2. Challenge in this revision application is to the order dated 16.05.2007 passed by 5th Additional Sessions Judge, Dhanbad in S.T. No.249 of 1999 whereby and whereunder, the the petition filed by the petitioner for his discharge has been rejected holding that there are prima facie evidence for framing charge against the petitioner under Sections 4 / 5 of the Explosive Substance Act and 9B of the Explosives Act, as also under Section 414 of the I.P.C.
3. Petitioner has been made accused in Chirkunda (Maithan) P.S. Case No.157 of 1998, corresponding to G.R. No.2015 of 1998, for the offences under Sections 414 of the I.P.C., 4 / 5 of the Explosive Substance Act and 9B of the Explosives Act.
4. The prosecution case as it reveals from the F.I.R. is that on 11.6.1998, the coaccused Md. Naushad Ali was apprehended on a motorcycle and from his motorcycle, explosive materials were recovered by the police and on interrogation he disclosed that he was going to handover the explosive materials to the coaccused Md. Abid Hussain Ansari and Md. Mujibur Rab @ Munna. On the basis of recovery made from Md. Naushad Ali and on his discloser petitioner was made accused in the said Chirkunda (Maithan) P.S. Case No.157 of 1998. It appears that after investigation, the police submitted the chargesheet against the petitioner and sanction for prosecution was accorded as required and the case was committed to the Court of Sessions whereafter the petitioner filed application for discharge, which was rejected by the Court below by the impugned order dated 16.5.2002 though nothing was recovered.
5. Learned counsel for the petitioner has submitted that since no recovery was made from the possession of the petitioner, the offences as alleged, are not made out against this petitioner and it was a fit case for discharge and that admittedly even in the disclosure in this case, no recovery has been shown from the possession of this petitioner and as such, no statement of Naushad under Section 4 or 5 of the Explosive Substance Act or under Section 9B of the Explosives Act are made out against this petitioner.
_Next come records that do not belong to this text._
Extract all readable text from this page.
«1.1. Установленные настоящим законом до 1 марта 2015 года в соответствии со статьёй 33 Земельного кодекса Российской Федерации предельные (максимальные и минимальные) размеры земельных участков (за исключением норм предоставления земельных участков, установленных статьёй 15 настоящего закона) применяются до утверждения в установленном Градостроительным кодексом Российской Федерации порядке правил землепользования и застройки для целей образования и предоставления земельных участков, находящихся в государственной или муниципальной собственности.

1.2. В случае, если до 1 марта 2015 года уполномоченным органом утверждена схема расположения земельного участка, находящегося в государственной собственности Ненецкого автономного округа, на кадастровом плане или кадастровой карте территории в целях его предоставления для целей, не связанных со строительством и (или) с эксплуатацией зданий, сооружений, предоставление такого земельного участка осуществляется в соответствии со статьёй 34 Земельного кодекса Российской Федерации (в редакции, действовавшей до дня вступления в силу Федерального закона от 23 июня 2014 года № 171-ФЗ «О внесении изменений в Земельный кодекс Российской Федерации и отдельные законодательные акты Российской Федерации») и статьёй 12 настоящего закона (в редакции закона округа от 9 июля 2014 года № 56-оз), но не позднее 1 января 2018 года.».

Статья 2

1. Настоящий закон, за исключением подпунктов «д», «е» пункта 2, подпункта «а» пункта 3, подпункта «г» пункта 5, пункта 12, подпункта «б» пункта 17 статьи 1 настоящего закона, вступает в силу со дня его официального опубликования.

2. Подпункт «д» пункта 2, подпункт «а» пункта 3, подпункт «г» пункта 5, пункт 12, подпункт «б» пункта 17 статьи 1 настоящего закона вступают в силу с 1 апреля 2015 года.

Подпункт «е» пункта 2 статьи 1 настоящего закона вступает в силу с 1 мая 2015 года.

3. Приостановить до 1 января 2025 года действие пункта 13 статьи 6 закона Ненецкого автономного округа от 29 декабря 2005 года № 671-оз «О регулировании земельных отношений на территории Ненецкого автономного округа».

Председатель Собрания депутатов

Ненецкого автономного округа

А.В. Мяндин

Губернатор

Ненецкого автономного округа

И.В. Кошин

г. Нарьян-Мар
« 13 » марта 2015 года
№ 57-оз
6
Learned counsel accordingly, submitted that it is fit case for discharge and in similarly situated case arising out of same First Information Report bearing Cr. Revision No.262 of 2002, the coaccused has been discharged from the alleged offence.
11. In the facts of this case, no offence can be said to be made out even under Section 414 of the I.P.C., against the petitioner, as there is no allegation against the petitioner of concealment of any stolen property.
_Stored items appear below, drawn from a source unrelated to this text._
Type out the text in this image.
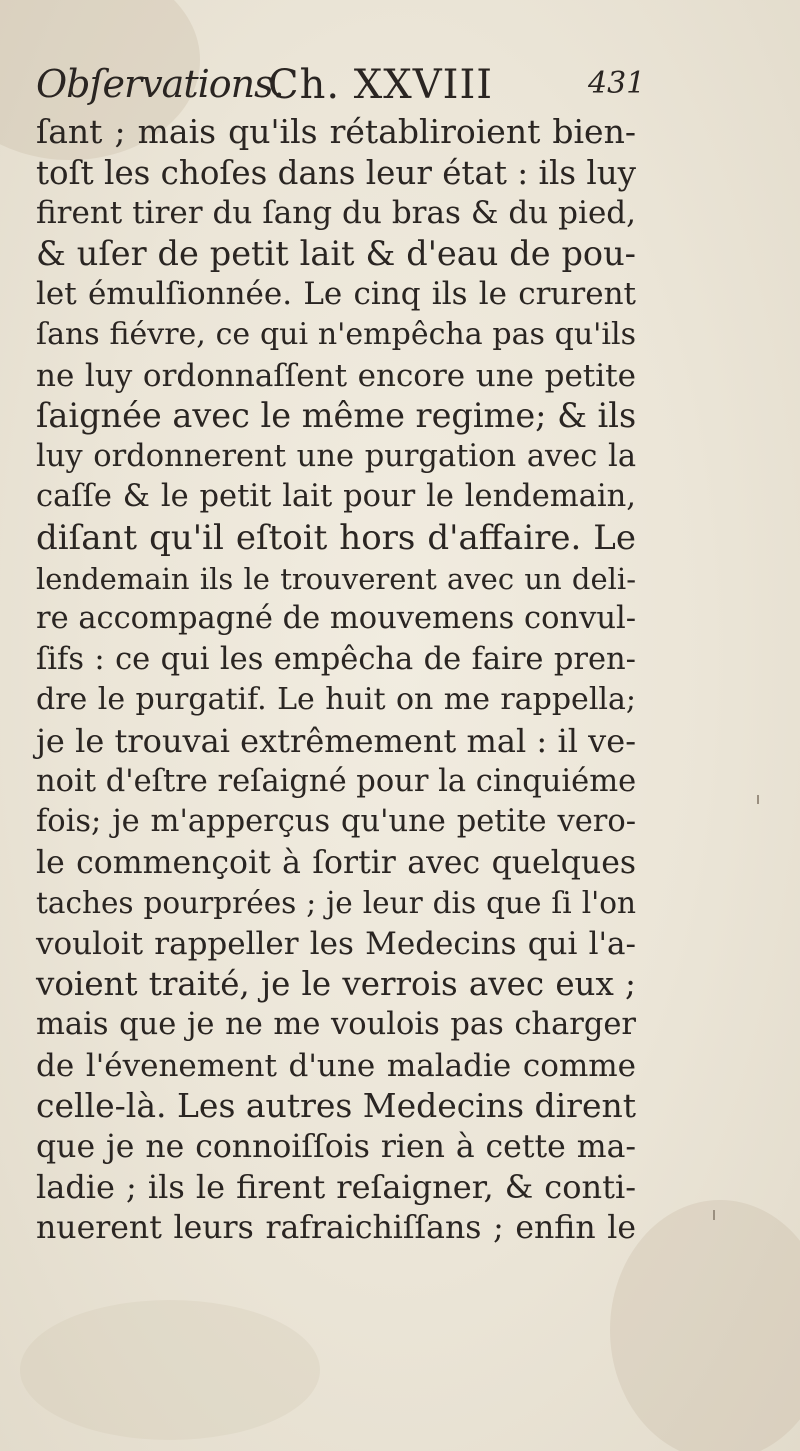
Obſervations.
Ch. XXVIII	431
ſant ; mais qu'ils rétabliroient bien-
toſt les choſes dans leur état : ils luy
firent tirer du ſang du bras & du pied,
& uſer de petit lait & d'eau de pou-
let émulſionnée. Le cinq ils le crurent
ſans fiévre, ce qui n'empêcha pas qu'ils
ne luy ordonnaſſent encore une petite
ſaignée avec le même regime; & ils
luy ordonnerent une purgation avec la
caſſe & le petit lait pour le lendemain,
diſant qu'il eſtoit hors d'affaire. Le
lendemain ils le trouverent avec un deli-
re accompagné de mouvemens convul-
ſifs : ce qui les empêcha de faire pren-
dre le purgatif. Le huit on me rappella;
je le trouvai extrêmement mal : il ve-
noit d'eſtre reſaigné pour la cinquiéme
fois; je m'apperçus qu'une petite vero-
le commençoit à ſortir avec quelques
taches pourprées ; je leur dis que ſi l'on
vouloit rappeller les Medecins qui l'a-
voient traité, je le verrois avec eux ;
mais que je ne me voulois pas charger
de l'évenement d'une maladie comme
celle-là. Les autres Medecins dirent
que je ne connoiſſois rien à cette ma-
ladie ; ils le firent reſaigner, & conti-
nuerent leurs rafraichiſſans ; enfin le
12. In view of the fact that even if the allegations against the petitioner is accepted, no offence can be said to be made out against them either under Sections 4 and 5 of the Explosive Substance Act,1908, or under Section 9B of the Explosives Act,1884, or even under Section 414 of the I.P.C. Hence, it is fit case in which the petitioner ought to have been discharged, as the prosecution of the petitioner for the offences which are not made out against him, shall be sheer misuse of the process of the Court. As such, the impugned order cannot be sustained in the eyes of law.